Ich bin der Überzeugung, dass wir mit der Umsetzung der Musterbauordnung – und die Betonung liegt auf „Muster“ – als Land Mecklenburg-Vorpommern einen Beitrag zur Rechtseinheit in Deutschland leisten, und das ist vorteilhaft für die Bauherren und für die Wirtschaft.
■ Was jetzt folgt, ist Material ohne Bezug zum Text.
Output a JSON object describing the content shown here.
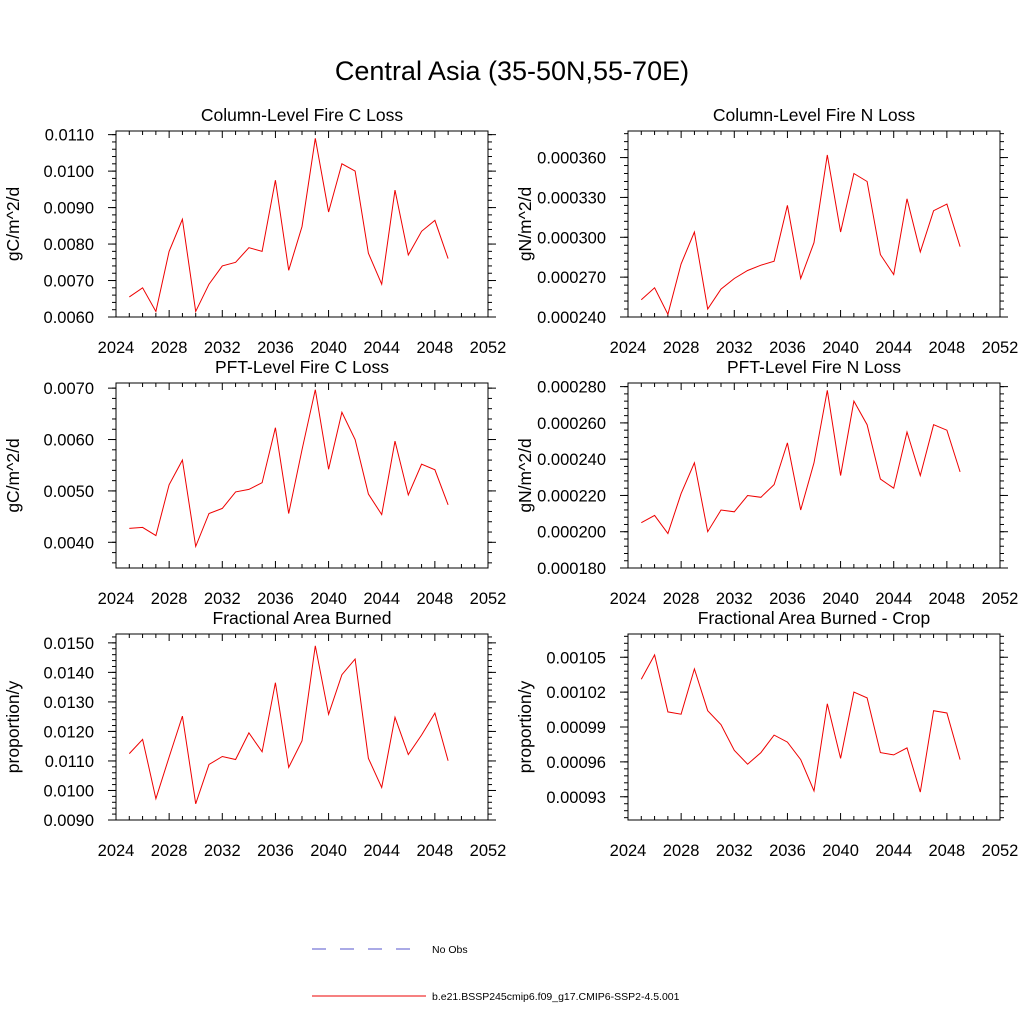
{
  "title": "Central Asia (35-50N,55-70E)",
  "colors": {
    "model": "#ee0000",
    "obs": "#5555cc",
    "axis": "#000000"
  },
  "legend": [
    {
      "label": "No Obs",
      "style": "dashed",
      "color": "#5555cc"
    },
    {
      "label": "b.e21.BSSP245cmip6.f09_g17.CMIP6-SSP2-4.5.001",
      "style": "solid",
      "color": "#ee0000"
    }
  ],
  "chart_data": [
    {
      "type": "line",
      "title": "Column-Level Fire C Loss",
      "ylabel": "gC/m^2/d",
      "xlim": [
        2024,
        2052
      ],
      "xticks": [
        2024,
        2028,
        2032,
        2036,
        2040,
        2044,
        2048,
        2052
      ],
      "ylim": [
        0.006,
        0.0111
      ],
      "yticks": [
        0.006,
        0.007,
        0.008,
        0.009,
        0.01,
        0.011
      ],
      "yticklabels": [
        "0.0060",
        "0.0070",
        "0.0080",
        "0.0090",
        "0.0100",
        "0.0110"
      ],
      "x": [
        2025,
        2026,
        2027,
        2028,
        2029,
        2030,
        2031,
        2032,
        2033,
        2034,
        2035,
        2036,
        2037,
        2038,
        2039,
        2040,
        2041,
        2042,
        2043,
        2044,
        2045,
        2046,
        2047,
        2048,
        2049
      ],
      "series": [
        {
          "values": [
            0.00655,
            0.0068,
            0.00615,
            0.0078,
            0.00868,
            0.00615,
            0.0069,
            0.0074,
            0.0075,
            0.0079,
            0.0078,
            0.00975,
            0.00728,
            0.00848,
            0.0109,
            0.00888,
            0.0102,
            0.01,
            0.00775,
            0.0069,
            0.00948,
            0.0077,
            0.00835,
            0.00865,
            0.0076
          ]
        }
      ]
    },
    {
      "type": "line",
      "title": "Column-Level Fire N Loss",
      "ylabel": "gN/m^2/d",
      "xlim": [
        2024,
        2052
      ],
      "xticks": [
        2024,
        2028,
        2032,
        2036,
        2040,
        2044,
        2048,
        2052
      ],
      "ylim": [
        0.00024,
        0.00038
      ],
      "yticks": [
        0.00024,
        0.00027,
        0.0003,
        0.00033,
        0.00036
      ],
      "yticklabels": [
        "0.000240",
        "0.000270",
        "0.000300",
        "0.000330",
        "0.000360"
      ],
      "x": [
        2025,
        2026,
        2027,
        2028,
        2029,
        2030,
        2031,
        2032,
        2033,
        2034,
        2035,
        2036,
        2037,
        2038,
        2039,
        2040,
        2041,
        2042,
        2043,
        2044,
        2045,
        2046,
        2047,
        2048,
        2049
      ],
      "series": [
        {
          "values": [
            0.000253,
            0.000262,
            0.000242,
            0.00028,
            0.000304,
            0.000246,
            0.000261,
            0.000269,
            0.000275,
            0.000279,
            0.000282,
            0.000324,
            0.000269,
            0.000296,
            0.000362,
            0.000304,
            0.000348,
            0.000342,
            0.000287,
            0.000272,
            0.000329,
            0.000289,
            0.00032,
            0.000325,
            0.000293
          ]
        }
      ]
    },
    {
      "type": "line",
      "title": "PFT-Level Fire C Loss",
      "ylabel": "gC/m^2/d",
      "xlim": [
        2024,
        2052
      ],
      "xticks": [
        2024,
        2028,
        2032,
        2036,
        2040,
        2044,
        2048,
        2052
      ],
      "ylim": [
        0.0035,
        0.0071
      ],
      "yticks": [
        0.004,
        0.005,
        0.006,
        0.007
      ],
      "yticklabels": [
        "0.0040",
        "0.0050",
        "0.0060",
        "0.0070"
      ],
      "x": [
        2025,
        2026,
        2027,
        2028,
        2029,
        2030,
        2031,
        2032,
        2033,
        2034,
        2035,
        2036,
        2037,
        2038,
        2039,
        2040,
        2041,
        2042,
        2043,
        2044,
        2045,
        2046,
        2047,
        2048,
        2049
      ],
      "series": [
        {
          "values": [
            0.00427,
            0.00429,
            0.00413,
            0.00512,
            0.0056,
            0.00392,
            0.00456,
            0.00466,
            0.00498,
            0.00503,
            0.00516,
            0.00623,
            0.00456,
            0.0058,
            0.00697,
            0.00542,
            0.00653,
            0.006,
            0.00494,
            0.00454,
            0.00597,
            0.00492,
            0.00552,
            0.00541,
            0.00473
          ]
        }
      ]
    },
    {
      "type": "line",
      "title": "PFT-Level Fire N Loss",
      "ylabel": "gN/m^2/d",
      "xlim": [
        2024,
        2052
      ],
      "xticks": [
        2024,
        2028,
        2032,
        2036,
        2040,
        2044,
        2048,
        2052
      ],
      "ylim": [
        0.00018,
        0.000282
      ],
      "yticks": [
        0.00018,
        0.0002,
        0.00022,
        0.00024,
        0.00026,
        0.00028
      ],
      "yticklabels": [
        "0.000180",
        "0.000200",
        "0.000220",
        "0.000240",
        "0.000260",
        "0.000280"
      ],
      "x": [
        2025,
        2026,
        2027,
        2028,
        2029,
        2030,
        2031,
        2032,
        2033,
        2034,
        2035,
        2036,
        2037,
        2038,
        2039,
        2040,
        2041,
        2042,
        2043,
        2044,
        2045,
        2046,
        2047,
        2048,
        2049
      ],
      "series": [
        {
          "values": [
            0.000205,
            0.000209,
            0.000199,
            0.000221,
            0.000238,
            0.0002,
            0.000212,
            0.000211,
            0.00022,
            0.000219,
            0.000226,
            0.000249,
            0.000212,
            0.000238,
            0.000278,
            0.000231,
            0.000272,
            0.000259,
            0.000229,
            0.000224,
            0.000255,
            0.000231,
            0.000259,
            0.000256,
            0.000233
          ]
        }
      ]
    },
    {
      "type": "line",
      "title": "Fractional Area Burned",
      "ylabel": "proportion/y",
      "xlim": [
        2024,
        2052
      ],
      "xticks": [
        2024,
        2028,
        2032,
        2036,
        2040,
        2044,
        2048,
        2052
      ],
      "ylim": [
        0.009,
        0.0153
      ],
      "yticks": [
        0.009,
        0.01,
        0.011,
        0.012,
        0.013,
        0.014,
        0.015
      ],
      "yticklabels": [
        "0.0090",
        "0.0100",
        "0.0110",
        "0.0120",
        "0.0130",
        "0.0140",
        "0.0150"
      ],
      "x": [
        2025,
        2026,
        2027,
        2028,
        2029,
        2030,
        2031,
        2032,
        2033,
        2034,
        2035,
        2036,
        2037,
        2038,
        2039,
        2040,
        2041,
        2042,
        2043,
        2044,
        2045,
        2046,
        2047,
        2048,
        2049
      ],
      "series": [
        {
          "values": [
            0.01125,
            0.01173,
            0.00972,
            0.01113,
            0.01252,
            0.00955,
            0.01088,
            0.01115,
            0.01105,
            0.01195,
            0.01131,
            0.01365,
            0.01078,
            0.01168,
            0.0149,
            0.01258,
            0.01392,
            0.01445,
            0.01109,
            0.0101,
            0.01248,
            0.01122,
            0.01188,
            0.01262,
            0.01101
          ]
        }
      ]
    },
    {
      "type": "line",
      "title": "Fractional Area Burned - Crop",
      "ylabel": "proportion/y",
      "xlim": [
        2024,
        2052
      ],
      "xticks": [
        2024,
        2028,
        2032,
        2036,
        2040,
        2044,
        2048,
        2052
      ],
      "ylim": [
        0.00091,
        0.00107
      ],
      "yticks": [
        0.00093,
        0.00096,
        0.00099,
        0.00102,
        0.00105
      ],
      "yticklabels": [
        "0.00093",
        "0.00096",
        "0.00099",
        "0.00102",
        "0.00105"
      ],
      "x": [
        2025,
        2026,
        2027,
        2028,
        2029,
        2030,
        2031,
        2032,
        2033,
        2034,
        2035,
        2036,
        2037,
        2038,
        2039,
        2040,
        2041,
        2042,
        2043,
        2044,
        2045,
        2046,
        2047,
        2048,
        2049
      ],
      "series": [
        {
          "values": [
            0.001031,
            0.001052,
            0.001003,
            0.001001,
            0.00104,
            0.001004,
            0.000992,
            0.00097,
            0.000958,
            0.000968,
            0.000983,
            0.000977,
            0.000962,
            0.000935,
            0.00101,
            0.000963,
            0.00102,
            0.001015,
            0.000968,
            0.000966,
            0.000972,
            0.000934,
            0.001004,
            0.001002,
            0.000962
          ]
        }
      ]
    }
  ]
}
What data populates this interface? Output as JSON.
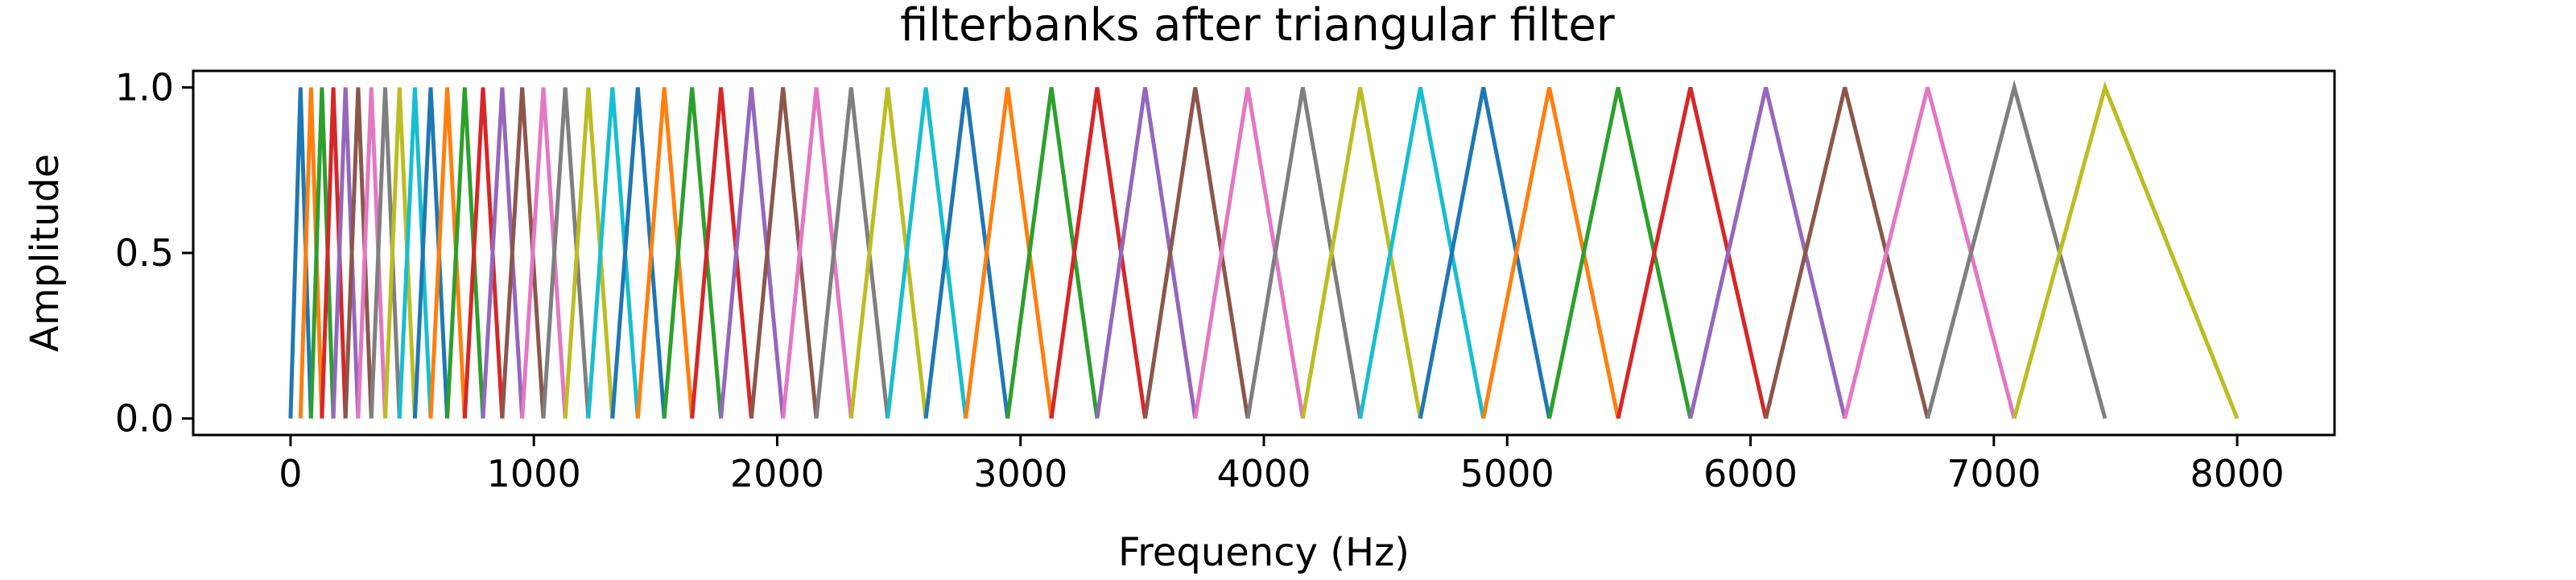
{
  "chart_data": {
    "type": "line",
    "title": "filterbanks after triangular filter",
    "xlabel": "Frequency (Hz)",
    "ylabel": "Amplitude",
    "xlim": [
      -400,
      8400
    ],
    "ylim": [
      -0.05,
      1.05
    ],
    "xticks": [
      0,
      1000,
      2000,
      3000,
      4000,
      5000,
      6000,
      7000,
      8000
    ],
    "xtick_labels": [
      "0",
      "1000",
      "2000",
      "3000",
      "4000",
      "5000",
      "6000",
      "7000",
      "8000"
    ],
    "yticks": [
      0.0,
      0.5,
      1.0
    ],
    "ytick_labels": [
      "0.0",
      "0.5",
      "1.0"
    ],
    "grid": false,
    "filter_edges_hz": [
      0,
      41,
      84,
      129,
      176,
      226,
      278,
      332,
      389,
      448,
      511,
      576,
      644,
      716,
      791,
      870,
      952,
      1039,
      1129,
      1224,
      1323,
      1427,
      1536,
      1650,
      1769,
      1894,
      2024,
      2161,
      2304,
      2454,
      2611,
      2775,
      2947,
      3127,
      3315,
      3512,
      3718,
      3934,
      4160,
      4396,
      4643,
      4902,
      5173,
      5456,
      5753,
      6063,
      6388,
      6728,
      7084,
      7457,
      8000
    ],
    "series_colors": [
      "#1f77b4",
      "#ff7f0e",
      "#2ca02c",
      "#d62728",
      "#9467bd",
      "#8c564b",
      "#e377c2",
      "#7f7f7f",
      "#bcbd22",
      "#17becf"
    ]
  }
}
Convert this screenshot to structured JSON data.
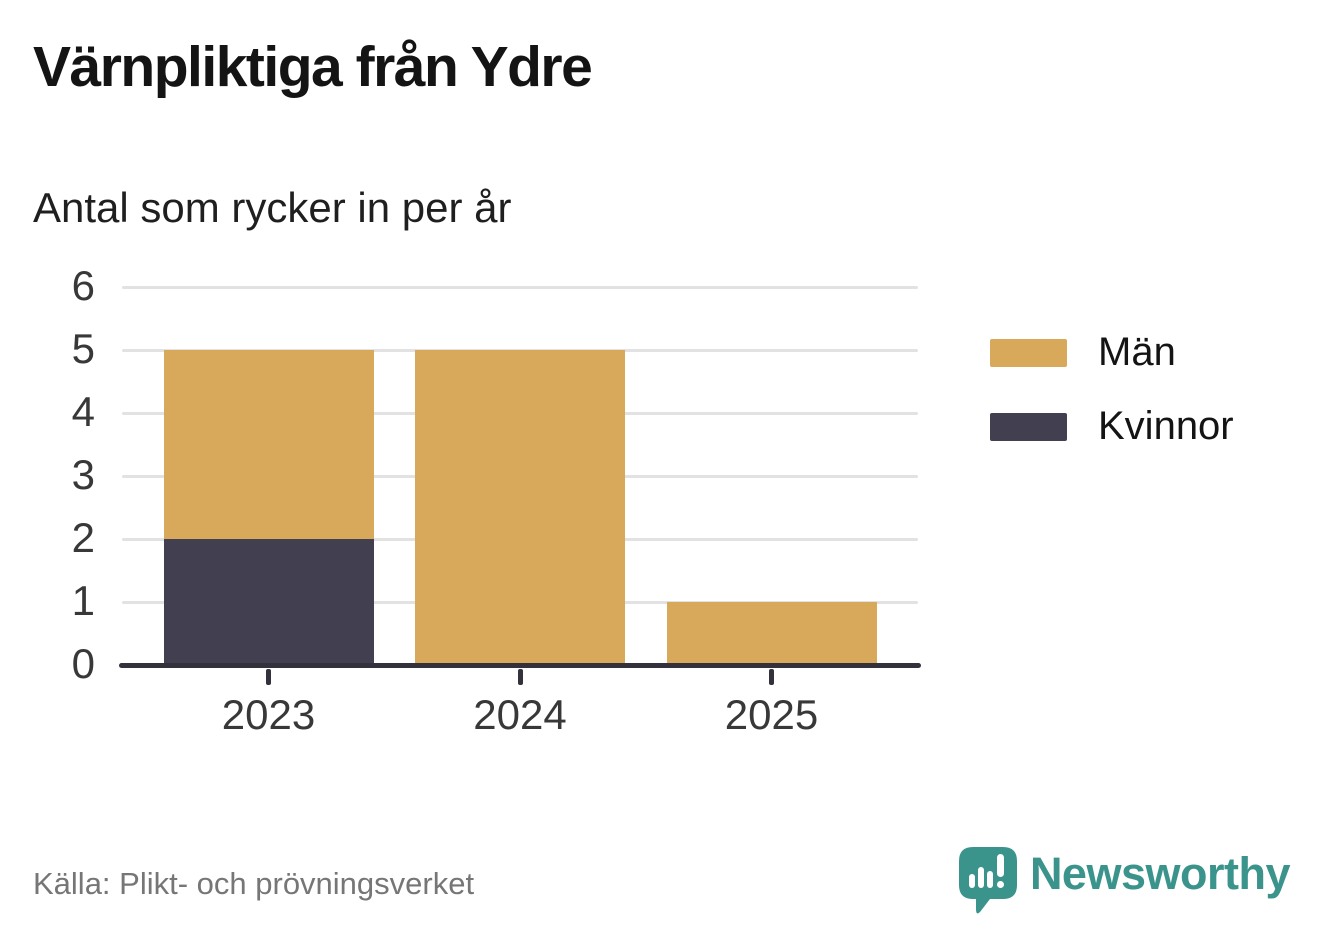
{
  "header": {
    "title": "Värnpliktiga från Ydre",
    "subtitle": "Antal som rycker in per år"
  },
  "chart_data": {
    "type": "bar",
    "stacked": true,
    "categories": [
      "2023",
      "2024",
      "2025"
    ],
    "series": [
      {
        "name": "Män",
        "color": "#d8a95b",
        "values": [
          3,
          5,
          1
        ]
      },
      {
        "name": "Kvinnor",
        "color": "#423f50",
        "values": [
          2,
          0,
          0
        ]
      }
    ],
    "stack_totals": [
      5,
      5,
      1
    ],
    "title": "Värnpliktiga från Ydre",
    "subtitle": "Antal som rycker in per år",
    "xlabel": "",
    "ylabel": "",
    "ylim": [
      0,
      6
    ],
    "yticks": [
      0,
      1,
      2,
      3,
      4,
      5,
      6
    ],
    "grid": true,
    "legend_position": "right"
  },
  "footer": {
    "source": "Källa: Plikt- och prövningsverket",
    "brand": "Newsworthy"
  },
  "colors": {
    "men": "#d8a95b",
    "women": "#423f50",
    "brand_teal": "#3b948c",
    "axis": "#33323c",
    "gridline": "#e2e2e2"
  }
}
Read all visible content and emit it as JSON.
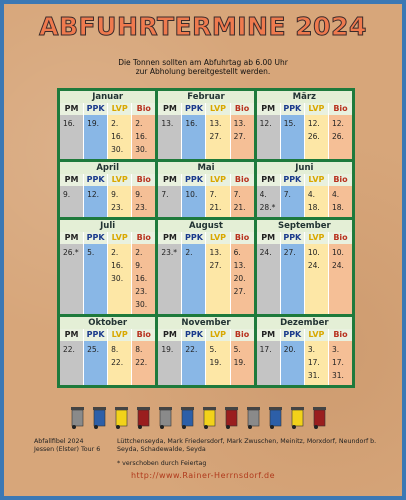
{
  "header": {
    "title": "ABFUHRTERMINE 2024",
    "subtitle_lines": [
      "Die Tonnen sollten am Abfuhrtag ab 6.00 Uhr",
      "zur Abholung bereitgestellt werden."
    ]
  },
  "columns": [
    "PM",
    "PPK",
    "LVP",
    "Bio"
  ],
  "months": [
    {
      "name": "Januar",
      "dates": [
        [
          "16."
        ],
        [
          "19."
        ],
        [
          "2.",
          "16.",
          "30."
        ],
        [
          "2.",
          "16.",
          "30."
        ]
      ]
    },
    {
      "name": "Februar",
      "dates": [
        [
          "13."
        ],
        [
          "16."
        ],
        [
          "13.",
          "27."
        ],
        [
          "13.",
          "27."
        ]
      ]
    },
    {
      "name": "März",
      "dates": [
        [
          "12."
        ],
        [
          "15."
        ],
        [
          "12.",
          "26."
        ],
        [
          "12.",
          "26."
        ]
      ]
    },
    {
      "name": "April",
      "dates": [
        [
          "9."
        ],
        [
          "12."
        ],
        [
          "9.",
          "23."
        ],
        [
          "9.",
          "23."
        ]
      ]
    },
    {
      "name": "Mai",
      "dates": [
        [
          "7."
        ],
        [
          "10."
        ],
        [
          "7.",
          "21."
        ],
        [
          "7.",
          "21."
        ]
      ]
    },
    {
      "name": "Juni",
      "dates": [
        [
          "4.",
          "28.*"
        ],
        [
          "7."
        ],
        [
          "4.",
          "18."
        ],
        [
          "4.",
          "18."
        ]
      ]
    },
    {
      "name": "Juli",
      "dates": [
        [
          "26.*"
        ],
        [
          "5."
        ],
        [
          "2.",
          "16.",
          "30."
        ],
        [
          "2.",
          "9.",
          "16.",
          "23.",
          "30."
        ]
      ]
    },
    {
      "name": "August",
      "dates": [
        [
          "23.*"
        ],
        [
          "2."
        ],
        [
          "13.",
          "27."
        ],
        [
          "6.",
          "13.",
          "20.",
          "27."
        ]
      ]
    },
    {
      "name": "September",
      "dates": [
        [
          "24."
        ],
        [
          "27."
        ],
        [
          "10.",
          "24."
        ],
        [
          "10.",
          "24."
        ]
      ]
    },
    {
      "name": "Oktober",
      "dates": [
        [
          "22."
        ],
        [
          "25."
        ],
        [
          "8.",
          "22."
        ],
        [
          "8.",
          "22."
        ]
      ]
    },
    {
      "name": "November",
      "dates": [
        [
          "19."
        ],
        [
          "22."
        ],
        [
          "5.",
          "19."
        ],
        [
          "5.",
          "19."
        ]
      ]
    },
    {
      "name": "Dezember",
      "dates": [
        [
          "17."
        ],
        [
          "20."
        ],
        [
          "3.",
          "17.",
          "31."
        ],
        [
          "3.",
          "17.",
          "31."
        ]
      ]
    }
  ],
  "footer": {
    "source": "Abfallfibel 2024",
    "tour": "Jessen (Elster) Tour 6",
    "places": "Lüttchenseyda, Mark Friedersdorf, Mark Zwuschen, Meinitz, Morxdorf, Neundorf b. Seyda, Schadewalde, Seyda",
    "note": "* verschoben durch Feiertag",
    "url": "http://www.Rainer-Herrnsdorf.de"
  }
}
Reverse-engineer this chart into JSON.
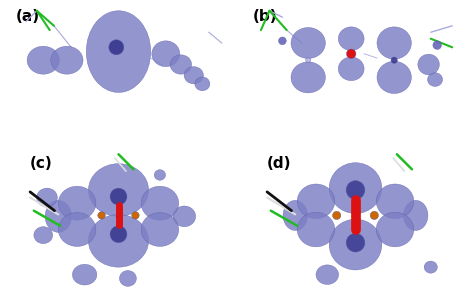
{
  "figure_width": 4.74,
  "figure_height": 3.01,
  "dpi": 100,
  "panels": [
    "(a)",
    "(b)",
    "(c)",
    "(d)"
  ],
  "background_color": "#ffffff",
  "panel_label_fontsize": 11,
  "panel_label_color": "#000000",
  "panel_label_weight": "bold",
  "blob_color_face": "#7b7fc4",
  "blob_color_edge": "#5a5aaa",
  "blob_alpha": 0.82,
  "dark_blob_color": "#3a3a90",
  "red_stick_color": "#dd1111",
  "orange_dot_color": "#cc6600",
  "green_stick_color": "#22bb22",
  "light_blue_stick": "#aaaadd"
}
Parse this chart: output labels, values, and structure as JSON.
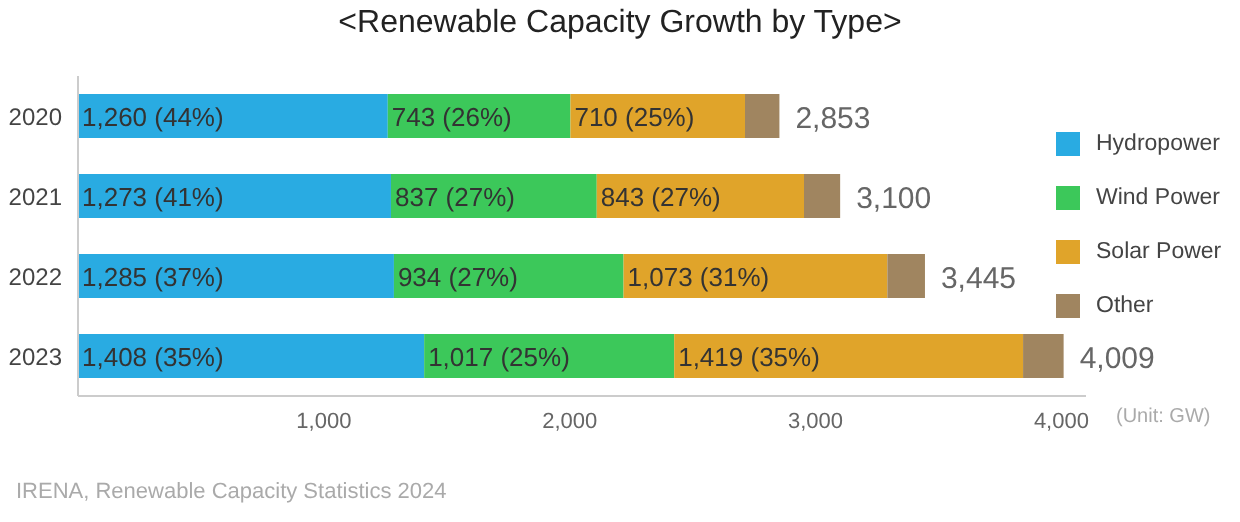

(Beifall Norbert Baunach, SPD)

Das, was Herr Timm bei der Umsetzung der Musterbauordnung gefordert hat, passt eigentlich in die Aktuelle Stunde. Sie hätten fordern müssen – aber Herrn Timm interessiert das ja nicht –, dass das Bauordnungsrecht in Bundesrecht überführt wird, damit wir ein zentrales administratives Bauordnungsrecht in Deutschland erhalten. Dann würden wir uns die ganzen Debatten auf Landesebene sparen können. Aber genau das wollen wir nicht, weil ich der Meinung bin, Musterbauordnung heißt auch, die spezifischen Bedingungen eines Landes – in dem Fall des Landes Mecklenburg-Vorpommern – zu berücksichtigen und hier in der Landesbauordnung umsetzen zu können.

(Beifall bei Abgeordneten der Linkspartei.PDS und einzelnen Abgeordneten der SPD)

Deswegen ist es nur folgerichtig, dass Fachgesetze zum Landeswasserrecht, zum Landesnaturschutzrecht, zum Straßen- und Wegerecht, zum Waldrecht mit berücksichtigt wurden und in diesem Artikelgesetz verändert werden, damit die Konzentrationswirkung tatsächlich auch umgesetzt werden kann. Sie haben, Herr Timm, einfach etwas Falsches wiedergegeben.

Mit der Baugenehmigung aus einer Hand braucht der Bauherr, der Bauwillige, keine weiteren Anträge zu stellen.

(Angelika Gramkow, Die Linkspartei.PDS: Sehr richtig.)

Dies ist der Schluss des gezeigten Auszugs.